Brazil planning to increase grain crop to 190 million tons in next decade
Date:04-08-2011
Brazil stands on the brink of becoming an agricultural superpower and is one of the few countries in the world with the climate, technology, farming practices and the sheer quantity of land to be able to satisfy the surging global appetite for food in the coming decades.
"We have a unique opportunity as a country – it’s our time,” says André Pessoa, director of Agroconsult, a consultancy.
Grain output in Brazil over the past 20 years has risen 150% while the planted area has grown only 25%. Much of these productivity gains have been due to domestic innovations in technology and farming practices but they are also partly thanks to increased foreign investment.
Agriculture minister Wagner Rossi says Brazil has 120m hectares of degraded land that could be converted to agriculture, which would triple the total area under cultivation.
Expanding into new areas will be necessary to achieve the government’s target of increasing grain yields by more than one-quarter to 190m tonnes per year in the next decade.
Beyond crops, the government also has plans to improve productivity in the beef industry. Brazil is already the world’s biggest exporter of beef with a herd of 205m head of cattle. The government hopes to increase the supply of beef over the next four to five years by 10-15% a year.
Brazil’s overall exports in agribusiness have grown an average of 14% a year over the past decade to 76.4bn US dollars, with growth this year expected at 10%, according to Minister Rossi.
But not everyone accepts the government’s figures, particularly on the land available for cultivation.
Agroconsult’s Pessoa says that in reality, the amount of additional degraded land that could be successfully commercially farmed for crops in Brazil is probably closer to 20m hectares. And this would require some deforestation of Brazil’s ‘cerrado savannah forests’. Although less well-known than the Amazon, these have rich ecosystems.
"My guess is that we have less than 20m hectares [of land available for cultivation] but that’s still enough to cover what the world will need in the next decade,” he says. Given this potential, foreign interest in Brazilian agriculture is hardly surprising.

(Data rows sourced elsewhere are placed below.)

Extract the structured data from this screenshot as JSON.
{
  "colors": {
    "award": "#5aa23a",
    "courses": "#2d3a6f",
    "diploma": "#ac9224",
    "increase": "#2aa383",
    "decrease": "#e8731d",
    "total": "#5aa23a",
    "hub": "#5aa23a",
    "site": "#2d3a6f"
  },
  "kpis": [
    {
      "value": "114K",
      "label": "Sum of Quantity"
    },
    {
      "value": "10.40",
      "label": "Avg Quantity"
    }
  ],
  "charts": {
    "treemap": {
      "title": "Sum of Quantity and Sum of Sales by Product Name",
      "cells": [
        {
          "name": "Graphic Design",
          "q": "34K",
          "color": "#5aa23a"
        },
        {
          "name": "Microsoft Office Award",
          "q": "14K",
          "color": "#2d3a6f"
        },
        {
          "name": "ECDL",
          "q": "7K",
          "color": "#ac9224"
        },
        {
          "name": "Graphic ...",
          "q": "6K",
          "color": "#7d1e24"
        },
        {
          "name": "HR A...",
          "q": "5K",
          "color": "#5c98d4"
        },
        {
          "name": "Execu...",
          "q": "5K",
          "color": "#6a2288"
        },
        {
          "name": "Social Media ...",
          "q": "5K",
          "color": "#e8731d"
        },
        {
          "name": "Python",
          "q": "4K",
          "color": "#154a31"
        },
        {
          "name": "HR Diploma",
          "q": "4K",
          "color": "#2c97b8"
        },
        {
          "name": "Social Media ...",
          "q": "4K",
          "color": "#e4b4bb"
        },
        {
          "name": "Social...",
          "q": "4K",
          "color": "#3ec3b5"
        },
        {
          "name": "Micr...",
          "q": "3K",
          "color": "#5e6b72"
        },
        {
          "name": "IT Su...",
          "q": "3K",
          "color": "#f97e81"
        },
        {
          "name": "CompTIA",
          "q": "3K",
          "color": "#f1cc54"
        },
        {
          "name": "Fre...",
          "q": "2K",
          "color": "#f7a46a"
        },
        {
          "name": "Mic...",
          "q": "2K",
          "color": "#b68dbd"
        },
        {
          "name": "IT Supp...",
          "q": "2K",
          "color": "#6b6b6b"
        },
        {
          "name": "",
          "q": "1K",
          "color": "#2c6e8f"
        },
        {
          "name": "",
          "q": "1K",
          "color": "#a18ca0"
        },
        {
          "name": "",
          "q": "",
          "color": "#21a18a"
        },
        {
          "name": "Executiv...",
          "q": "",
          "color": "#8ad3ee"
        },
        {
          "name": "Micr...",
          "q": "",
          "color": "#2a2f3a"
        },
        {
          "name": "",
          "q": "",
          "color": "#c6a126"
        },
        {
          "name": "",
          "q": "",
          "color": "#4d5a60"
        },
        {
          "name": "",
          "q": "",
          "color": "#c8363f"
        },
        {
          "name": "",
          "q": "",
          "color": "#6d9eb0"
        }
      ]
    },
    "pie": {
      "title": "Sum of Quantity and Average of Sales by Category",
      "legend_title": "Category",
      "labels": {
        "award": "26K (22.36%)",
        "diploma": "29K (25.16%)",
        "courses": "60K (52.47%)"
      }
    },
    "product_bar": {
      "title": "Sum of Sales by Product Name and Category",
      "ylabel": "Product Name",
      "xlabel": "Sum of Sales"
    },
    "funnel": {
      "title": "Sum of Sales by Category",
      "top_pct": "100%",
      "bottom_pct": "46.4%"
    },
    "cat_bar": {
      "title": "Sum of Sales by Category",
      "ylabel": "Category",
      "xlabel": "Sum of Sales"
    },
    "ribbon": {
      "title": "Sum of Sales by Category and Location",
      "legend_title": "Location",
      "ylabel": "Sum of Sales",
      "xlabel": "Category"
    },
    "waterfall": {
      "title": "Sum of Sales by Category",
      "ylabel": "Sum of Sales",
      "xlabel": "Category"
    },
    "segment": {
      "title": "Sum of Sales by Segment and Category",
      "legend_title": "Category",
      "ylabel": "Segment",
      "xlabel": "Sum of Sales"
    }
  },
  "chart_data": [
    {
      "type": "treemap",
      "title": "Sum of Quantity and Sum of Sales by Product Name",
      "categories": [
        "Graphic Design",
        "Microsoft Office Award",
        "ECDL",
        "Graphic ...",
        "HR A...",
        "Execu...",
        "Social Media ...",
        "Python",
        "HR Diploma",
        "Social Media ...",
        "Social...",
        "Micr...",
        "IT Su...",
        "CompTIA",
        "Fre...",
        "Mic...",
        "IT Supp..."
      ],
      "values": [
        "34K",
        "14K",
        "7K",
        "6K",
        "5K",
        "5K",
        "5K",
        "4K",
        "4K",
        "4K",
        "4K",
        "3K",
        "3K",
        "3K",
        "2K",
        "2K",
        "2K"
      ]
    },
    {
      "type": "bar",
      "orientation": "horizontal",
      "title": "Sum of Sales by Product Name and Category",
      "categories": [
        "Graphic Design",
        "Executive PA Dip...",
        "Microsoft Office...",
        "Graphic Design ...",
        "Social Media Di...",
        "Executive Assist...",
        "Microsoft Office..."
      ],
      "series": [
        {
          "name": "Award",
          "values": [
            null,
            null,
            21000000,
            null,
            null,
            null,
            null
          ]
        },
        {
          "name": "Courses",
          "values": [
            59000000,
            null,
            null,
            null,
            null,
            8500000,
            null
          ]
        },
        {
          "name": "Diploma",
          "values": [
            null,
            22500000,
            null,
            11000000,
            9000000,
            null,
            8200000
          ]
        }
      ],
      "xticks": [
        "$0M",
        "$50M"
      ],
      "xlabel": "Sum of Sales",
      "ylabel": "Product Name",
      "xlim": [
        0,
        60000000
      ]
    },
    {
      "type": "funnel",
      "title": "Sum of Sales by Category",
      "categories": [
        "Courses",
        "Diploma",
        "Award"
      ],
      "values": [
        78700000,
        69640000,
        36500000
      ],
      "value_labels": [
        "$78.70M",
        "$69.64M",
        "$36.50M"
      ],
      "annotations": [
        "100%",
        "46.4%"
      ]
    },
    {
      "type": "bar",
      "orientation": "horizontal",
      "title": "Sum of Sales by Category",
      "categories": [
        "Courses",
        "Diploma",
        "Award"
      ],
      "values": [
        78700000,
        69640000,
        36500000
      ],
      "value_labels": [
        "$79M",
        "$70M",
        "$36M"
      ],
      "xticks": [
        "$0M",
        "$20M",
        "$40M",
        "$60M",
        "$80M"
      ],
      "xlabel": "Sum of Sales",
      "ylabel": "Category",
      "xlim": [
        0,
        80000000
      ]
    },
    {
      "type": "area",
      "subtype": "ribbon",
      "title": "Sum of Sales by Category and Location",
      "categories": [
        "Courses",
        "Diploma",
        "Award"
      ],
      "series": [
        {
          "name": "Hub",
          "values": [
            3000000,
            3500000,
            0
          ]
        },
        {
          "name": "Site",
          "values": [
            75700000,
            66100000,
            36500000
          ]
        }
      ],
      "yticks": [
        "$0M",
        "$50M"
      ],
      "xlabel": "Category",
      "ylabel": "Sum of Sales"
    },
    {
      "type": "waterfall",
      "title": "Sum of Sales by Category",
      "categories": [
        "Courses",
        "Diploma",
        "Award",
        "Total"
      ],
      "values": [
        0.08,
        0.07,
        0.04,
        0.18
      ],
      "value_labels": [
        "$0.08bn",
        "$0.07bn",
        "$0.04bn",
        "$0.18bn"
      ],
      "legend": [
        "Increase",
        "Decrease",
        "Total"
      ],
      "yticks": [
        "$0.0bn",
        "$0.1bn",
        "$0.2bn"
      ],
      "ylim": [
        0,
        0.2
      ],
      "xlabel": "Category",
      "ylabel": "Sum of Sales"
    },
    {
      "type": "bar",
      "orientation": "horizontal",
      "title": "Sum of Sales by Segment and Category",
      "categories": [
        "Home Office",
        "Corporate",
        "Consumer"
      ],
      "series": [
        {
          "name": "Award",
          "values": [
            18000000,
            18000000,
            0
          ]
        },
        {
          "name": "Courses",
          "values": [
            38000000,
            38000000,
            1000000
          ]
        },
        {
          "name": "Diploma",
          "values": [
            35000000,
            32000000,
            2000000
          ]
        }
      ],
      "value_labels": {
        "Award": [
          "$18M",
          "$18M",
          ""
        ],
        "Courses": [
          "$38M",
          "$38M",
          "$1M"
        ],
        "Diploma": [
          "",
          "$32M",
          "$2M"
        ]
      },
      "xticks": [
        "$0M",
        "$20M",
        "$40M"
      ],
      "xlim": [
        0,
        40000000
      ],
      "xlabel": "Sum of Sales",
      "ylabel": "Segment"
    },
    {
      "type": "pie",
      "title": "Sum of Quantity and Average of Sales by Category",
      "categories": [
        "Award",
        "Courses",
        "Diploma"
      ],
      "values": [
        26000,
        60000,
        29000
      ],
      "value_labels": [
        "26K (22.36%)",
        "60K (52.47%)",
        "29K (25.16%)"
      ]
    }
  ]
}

A study commissioned by the Organisation for Economic Co-operation and Development last year estimated global private sector investment in agriculture would reach 14bn in 2010 and could triple over the next five years.
Consultants say much of that was bound for Brazil until the foreign ownership restrictions were introduced last year, which in effect cap land ownership at 5,000 hectares by a company that is more than 50% foreign-owned.